A computer display that has the refresh rate and color reproduction of LCD, but the power consumption and daylight visibility of e-ink — it sounds too good to be true, but I’ve just described an electrowetting display.
We first wrote about electrowetting displays way back in 2006, when Philips spun off a startup called Liquavista. Liquavista has since been acquired by Samsung, produced some stunning prototype displays, and is now hoping that 2013 will be the year that it gets an electrowetting display into a commercial product.
Electrowetting is an effect that, upon applying some electricity, alters a material’s wettability. Wettability is exactly what it sounds like: It’s a measure of how readily liquids can rest on the surface of a material. By reducing the wettability, the material repels the liquid resting on it. The end result is that you can alter the shape of the liquid: By default the droplet will be flat, covering most of the material’s surface — but apply some voltage and the droplet will try to minimize its contact area with the material, forming into a tiny, tight ball.
How do you use this effect to create a digital display? It’s actually quite simple. Imagine three subpixels, each covered by a different filter (red/green/blue). When light shines through a subpixel, and then through the filter, it produces colored light. By controlling how much light passes through each of the three subpixels — and thus varying how much red, green, and blue light is emitted — you can create any color.
In a thin-film transistor liquid crystal display (TFT LCD), the amount of light that passes through the subpixels is controlled by liquid crystals. In very basic terms (it varies from TN to IPS to MVA), the liquid crystal’s opacity is altered by applying electricity, allowing different amounts of light to shine through.
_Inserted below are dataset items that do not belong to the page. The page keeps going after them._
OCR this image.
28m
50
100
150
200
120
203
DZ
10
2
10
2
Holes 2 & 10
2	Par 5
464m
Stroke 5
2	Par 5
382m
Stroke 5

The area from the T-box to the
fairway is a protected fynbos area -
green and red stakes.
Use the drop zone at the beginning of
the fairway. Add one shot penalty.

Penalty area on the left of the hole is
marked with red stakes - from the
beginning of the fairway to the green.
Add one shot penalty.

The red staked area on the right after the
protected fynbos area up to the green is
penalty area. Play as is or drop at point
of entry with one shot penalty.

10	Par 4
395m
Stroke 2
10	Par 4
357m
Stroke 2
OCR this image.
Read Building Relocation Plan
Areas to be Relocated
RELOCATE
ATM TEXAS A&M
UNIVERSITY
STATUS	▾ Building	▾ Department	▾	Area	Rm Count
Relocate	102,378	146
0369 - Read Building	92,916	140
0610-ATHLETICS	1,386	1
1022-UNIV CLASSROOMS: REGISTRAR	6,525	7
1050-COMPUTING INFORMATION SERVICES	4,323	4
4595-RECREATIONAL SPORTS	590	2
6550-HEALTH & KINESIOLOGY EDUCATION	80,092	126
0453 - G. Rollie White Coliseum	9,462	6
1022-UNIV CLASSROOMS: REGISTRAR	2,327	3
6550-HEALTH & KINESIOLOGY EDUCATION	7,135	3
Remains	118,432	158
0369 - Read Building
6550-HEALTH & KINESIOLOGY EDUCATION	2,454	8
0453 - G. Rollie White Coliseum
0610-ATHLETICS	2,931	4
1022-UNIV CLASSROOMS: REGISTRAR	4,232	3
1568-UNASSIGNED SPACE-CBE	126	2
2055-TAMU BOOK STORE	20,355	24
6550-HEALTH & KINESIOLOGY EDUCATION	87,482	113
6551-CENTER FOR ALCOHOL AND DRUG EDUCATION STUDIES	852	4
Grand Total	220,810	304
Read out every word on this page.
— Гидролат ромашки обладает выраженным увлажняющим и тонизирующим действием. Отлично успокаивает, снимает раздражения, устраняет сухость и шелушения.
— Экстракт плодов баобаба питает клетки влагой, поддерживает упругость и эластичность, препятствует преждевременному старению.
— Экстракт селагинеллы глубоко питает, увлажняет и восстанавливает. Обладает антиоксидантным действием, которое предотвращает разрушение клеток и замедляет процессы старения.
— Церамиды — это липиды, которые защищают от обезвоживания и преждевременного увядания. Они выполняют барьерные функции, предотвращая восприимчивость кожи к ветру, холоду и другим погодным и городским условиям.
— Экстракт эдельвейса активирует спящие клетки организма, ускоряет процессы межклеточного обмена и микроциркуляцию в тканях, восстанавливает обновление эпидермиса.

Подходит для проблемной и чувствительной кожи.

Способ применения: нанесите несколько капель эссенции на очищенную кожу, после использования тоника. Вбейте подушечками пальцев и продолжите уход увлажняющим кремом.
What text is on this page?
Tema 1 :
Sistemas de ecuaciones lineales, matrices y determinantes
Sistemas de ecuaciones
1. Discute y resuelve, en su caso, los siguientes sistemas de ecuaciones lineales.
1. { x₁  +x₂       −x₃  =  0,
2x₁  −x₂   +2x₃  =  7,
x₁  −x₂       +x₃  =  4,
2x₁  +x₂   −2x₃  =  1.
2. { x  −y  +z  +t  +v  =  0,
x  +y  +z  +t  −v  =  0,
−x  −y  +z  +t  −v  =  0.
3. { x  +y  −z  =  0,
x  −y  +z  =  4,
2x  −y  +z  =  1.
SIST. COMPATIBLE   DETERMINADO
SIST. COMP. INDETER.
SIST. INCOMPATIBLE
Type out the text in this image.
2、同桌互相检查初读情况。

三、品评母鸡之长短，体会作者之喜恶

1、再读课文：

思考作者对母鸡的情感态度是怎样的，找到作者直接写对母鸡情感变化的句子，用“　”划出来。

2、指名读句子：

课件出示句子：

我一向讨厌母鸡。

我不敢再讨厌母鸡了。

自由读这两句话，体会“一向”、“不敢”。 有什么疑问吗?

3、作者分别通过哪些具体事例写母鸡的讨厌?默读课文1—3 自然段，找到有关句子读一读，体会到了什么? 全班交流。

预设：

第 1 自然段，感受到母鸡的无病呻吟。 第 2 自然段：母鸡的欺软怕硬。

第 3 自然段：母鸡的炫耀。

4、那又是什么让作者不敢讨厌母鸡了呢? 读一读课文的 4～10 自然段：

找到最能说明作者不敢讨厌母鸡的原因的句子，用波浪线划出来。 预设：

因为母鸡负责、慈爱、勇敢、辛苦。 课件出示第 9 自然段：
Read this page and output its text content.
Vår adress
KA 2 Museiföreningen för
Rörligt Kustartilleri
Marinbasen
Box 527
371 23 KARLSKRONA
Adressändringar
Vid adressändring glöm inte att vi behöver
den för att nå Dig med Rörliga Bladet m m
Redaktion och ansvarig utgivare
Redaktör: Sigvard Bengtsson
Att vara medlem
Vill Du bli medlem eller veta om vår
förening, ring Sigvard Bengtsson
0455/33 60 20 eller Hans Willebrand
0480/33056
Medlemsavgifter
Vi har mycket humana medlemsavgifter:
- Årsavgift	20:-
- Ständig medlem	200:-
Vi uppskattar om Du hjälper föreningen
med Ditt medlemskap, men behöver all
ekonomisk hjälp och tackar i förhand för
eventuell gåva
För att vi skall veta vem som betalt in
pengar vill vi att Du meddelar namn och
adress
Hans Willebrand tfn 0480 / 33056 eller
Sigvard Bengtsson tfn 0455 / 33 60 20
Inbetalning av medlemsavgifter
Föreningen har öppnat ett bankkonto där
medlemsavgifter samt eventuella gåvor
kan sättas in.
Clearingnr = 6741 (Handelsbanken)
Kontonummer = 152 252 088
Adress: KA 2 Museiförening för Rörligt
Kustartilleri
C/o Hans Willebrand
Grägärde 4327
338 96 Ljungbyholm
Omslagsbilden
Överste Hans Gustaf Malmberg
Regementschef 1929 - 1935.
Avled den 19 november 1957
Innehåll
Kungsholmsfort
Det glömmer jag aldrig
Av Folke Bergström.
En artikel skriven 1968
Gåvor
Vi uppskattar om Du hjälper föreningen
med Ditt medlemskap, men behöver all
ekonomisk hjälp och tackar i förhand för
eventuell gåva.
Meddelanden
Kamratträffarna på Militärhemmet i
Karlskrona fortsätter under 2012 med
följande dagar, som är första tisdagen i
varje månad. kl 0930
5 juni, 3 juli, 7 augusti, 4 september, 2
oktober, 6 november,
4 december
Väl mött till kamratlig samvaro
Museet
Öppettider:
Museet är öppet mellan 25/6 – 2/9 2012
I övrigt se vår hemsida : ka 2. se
In an electrowetting display, a small blob of black oil takes the place of liquid crystal. In its base state, the black oil is opaque and doesn’t let any light through. Apply some electricity, the electrowetting of the substrate increases, the oil becomes a tight bead — and voila, lots of light passes through. Repeat this for all three RGB subpixels and you have a computer display.
Why is electrowetting better than TFT LCD? For a start, an electrowetting display only has a few layers, while a TFT LCD might have a dozen different layers and films — filters, polarizers, glare reducers, and so on. This results in an inherently brighter display, requiring less power to illuminate. Furthermore, electrowetting displays can be backlit — but they don’t require one. They can be viewed with ambient, reflective light (like e-ink), or frontlit.
Because electrowetting displays don’t use a polarizing filter, they are much more visible in daylight — both in reflective and backlit modes. Electrowetting response times are good — around 3ms to turn pixels on, and 8ms to turn them off; more than fast enough to watch a video or play a game.
Finally, and perhaps most importantly, electrowetting displays share around 90% of the production process of LCD displays. This explains why Samsung, one of the world’s largest producers of LCD panels, acquired Liquavista — it’s excited at the possibility of bringing a superior display technology to market without having to massively overhaul its equipment.
Ultimately, if Samsung can successfully push the tech towards commercial viability, we are talking about a display tech that could dominate the mobile market. From full-color, daylight readable e-book readers, through to smartphones and tablets that last twice as long.